Why are we rambling through these American landscapes with Burke and Clark, after all? The argument appears to be, after all, to situate a Big Rhetoric theory of identification into a series of Big Rhetoric artifacts—so big, in fact, that it includes mountains and highways. Those who are resistant to wholeheartedly adopting Burke’s expansion of rhetoric to include not just persuasion, but also identification, will find Clark’s scope of artifacts as unconvincing; those who are frosty towards opening the canon of rhetoric past the spoken word, and past the written word into the very land we travel will bristle at the idea of giving something as Big Rhetoric as a city, a people, a landscape a “meaning.” These two groups of reader are by-and-large impervious to the convincing and meticulous readings that Clark provides of these locations. They’ve already made up their minds and aren’t likely to change them, despite the quality of Clark’s argument.

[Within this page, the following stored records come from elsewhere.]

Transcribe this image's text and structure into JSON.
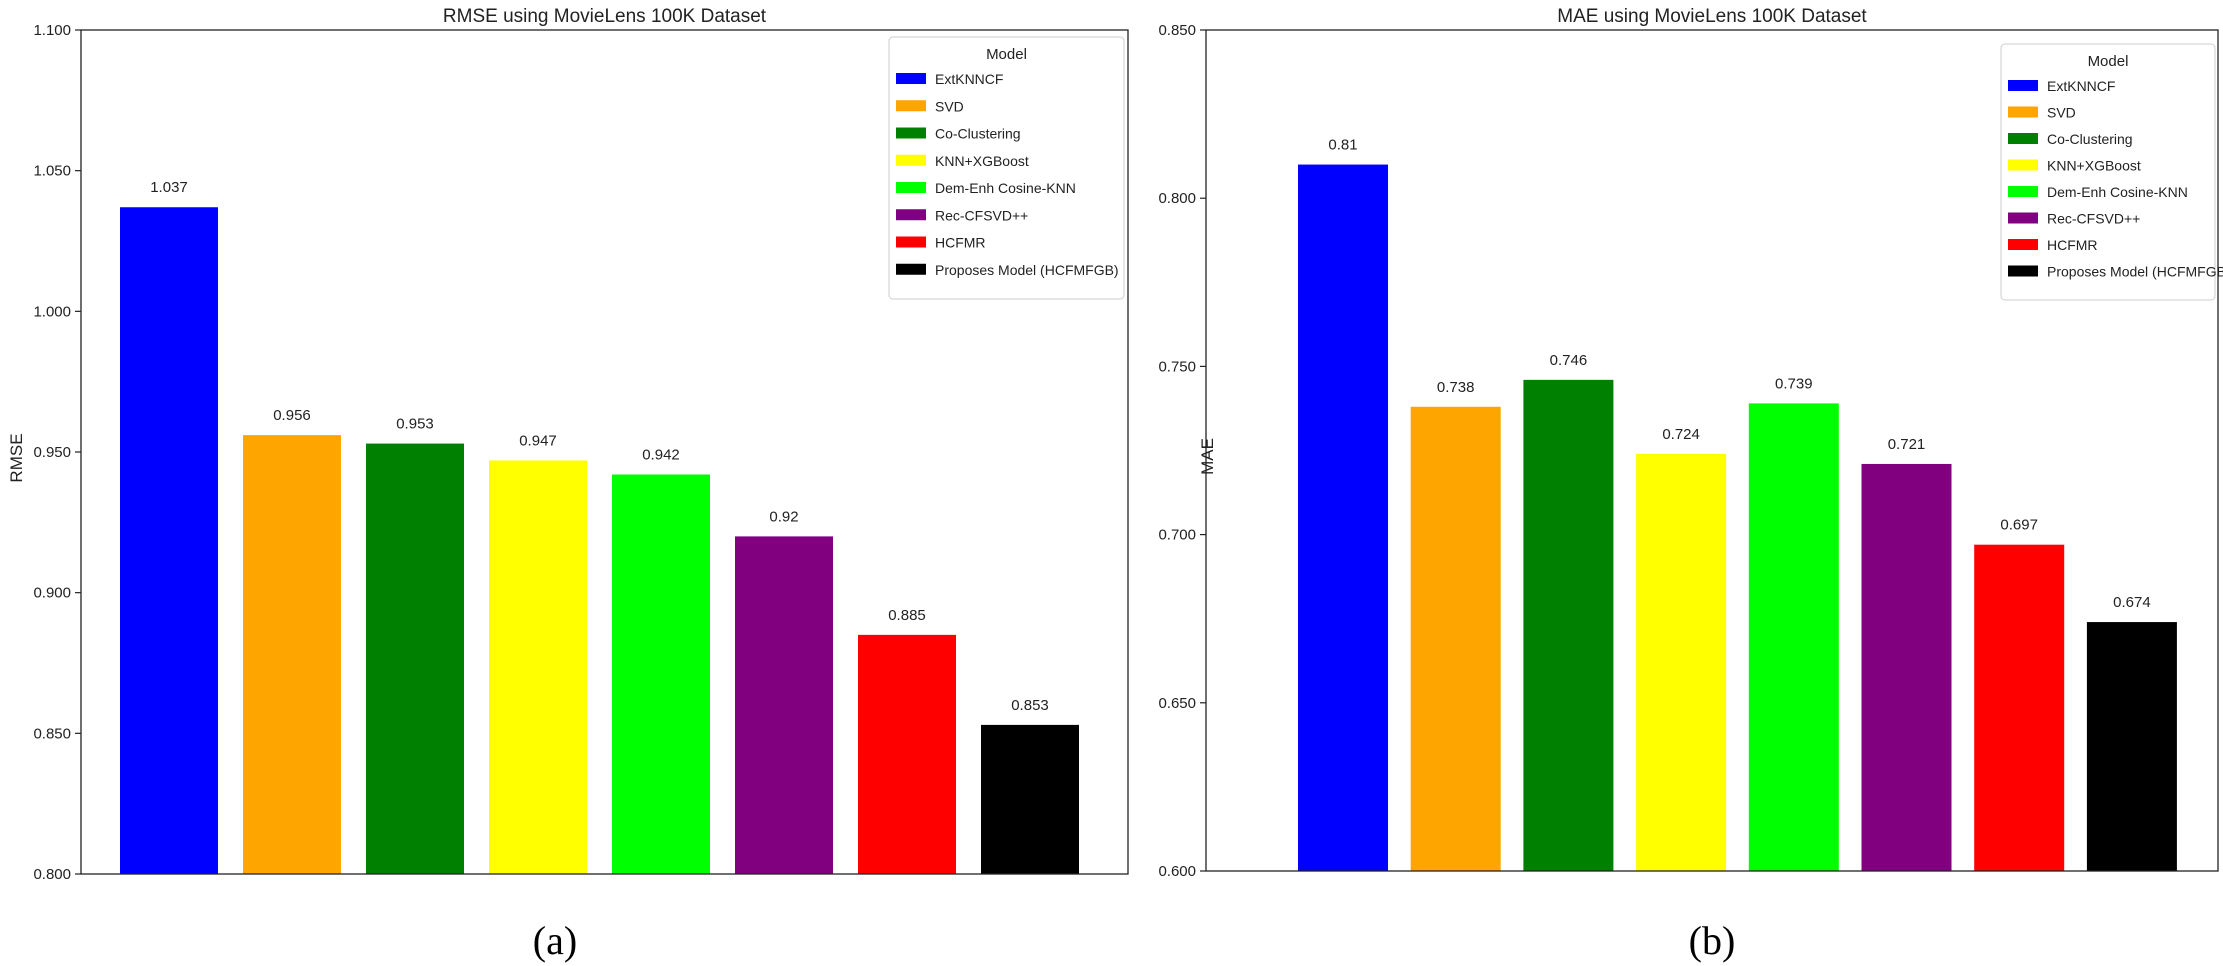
{
  "chart_data": [
    {
      "type": "bar",
      "title": "RMSE using MovieLens 100K Dataset",
      "xlabel": "",
      "ylabel": "RMSE",
      "ylim": [
        0.8,
        1.1
      ],
      "yticks": [
        0.8,
        0.85,
        0.9,
        0.95,
        1.0,
        1.05,
        1.1
      ],
      "ytick_labels": [
        "0.800",
        "0.850",
        "0.900",
        "0.950",
        "1.000",
        "1.050",
        "1.100"
      ],
      "categories": [
        "ExtKNNCF",
        "SVD",
        "Co-Clustering",
        "KNN+XGBoost",
        "Dem-Enh Cosine-KNN",
        "Rec-CFSVD++",
        "HCFMR",
        "Proposes Model (HCFMFGB)"
      ],
      "values": [
        1.037,
        0.956,
        0.953,
        0.947,
        0.942,
        0.92,
        0.885,
        0.853
      ],
      "value_labels": [
        "1.037",
        "0.956",
        "0.953",
        "0.947",
        "0.942",
        "0.92",
        "0.885",
        "0.853"
      ],
      "colors": [
        "#0000ff",
        "#ffa500",
        "#008000",
        "#ffff00",
        "#00ff00",
        "#800080",
        "#ff0000",
        "#000000"
      ],
      "legend_title": "Model",
      "legend_position": "top-right",
      "caption": "(a)"
    },
    {
      "type": "bar",
      "title": "MAE using MovieLens 100K Dataset",
      "xlabel": "",
      "ylabel": "MAE",
      "ylim": [
        0.6,
        0.85
      ],
      "yticks": [
        0.6,
        0.65,
        0.7,
        0.75,
        0.8,
        0.85
      ],
      "ytick_labels": [
        "0.600",
        "0.650",
        "0.700",
        "0.750",
        "0.800",
        "0.850"
      ],
      "categories": [
        "ExtKNNCF",
        "SVD",
        "Co-Clustering",
        "KNN+XGBoost",
        "Dem-Enh Cosine-KNN",
        "Rec-CFSVD++",
        "HCFMR",
        "Proposes Model (HCFMFGB)"
      ],
      "values": [
        0.81,
        0.738,
        0.746,
        0.724,
        0.739,
        0.721,
        0.697,
        0.674
      ],
      "value_labels": [
        "0.81",
        "0.738",
        "0.746",
        "0.724",
        "0.739",
        "0.721",
        "0.697",
        "0.674"
      ],
      "colors": [
        "#0000ff",
        "#ffa500",
        "#008000",
        "#ffff00",
        "#00ff00",
        "#800080",
        "#ff0000",
        "#000000"
      ],
      "legend_title": "Model",
      "legend_position": "top-right",
      "caption": "(b)"
    }
  ]
}
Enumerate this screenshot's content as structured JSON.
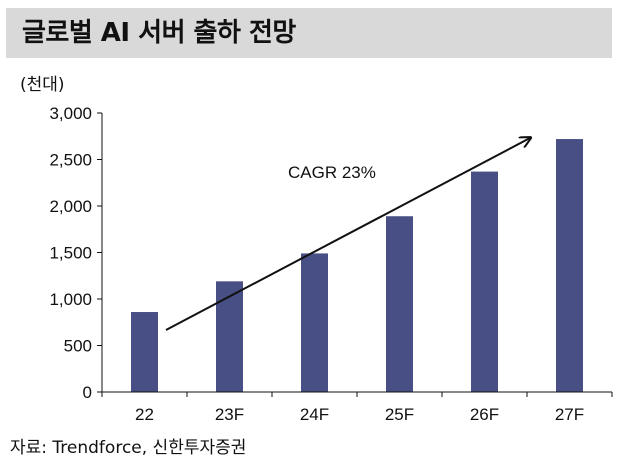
{
  "header": {
    "title": "글로벌 AI 서버 출하 전망"
  },
  "chart_data": {
    "type": "bar",
    "unit_label": "(천대)",
    "categories": [
      "22",
      "23F",
      "24F",
      "25F",
      "26F",
      "27F"
    ],
    "series": [
      {
        "values": [
          860,
          1190,
          1490,
          1890,
          2370,
          2720
        ]
      }
    ],
    "ylim": [
      0,
      3000
    ],
    "yticks": [
      0,
      500,
      1000,
      1500,
      2000,
      2500,
      3000
    ],
    "ytick_labels": [
      "0",
      "500",
      "1,000",
      "1,500",
      "2,000",
      "2,500",
      "3,000"
    ],
    "annotation": "CAGR 23%",
    "bar_color": "#474f85",
    "grid": false
  },
  "footer": {
    "source": "자료: Trendforce, 신한투자증권"
  }
}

Clark and Burke are observant, meticulous and personable traveling companions, This is an excellent book, one that opens up rhetoric to more than just written texts, but something that can encompass views and groups of people as well. I love thinking about the implications of place on national identity and I’m not the only one: scholars from Diane Davis to Ekaterina Haskin have taken up the idea of how a tour of places and spaces and people can create an argument for national identity. So when you come back from your summer vacation this year, think about not just what you saw, but who it made you become.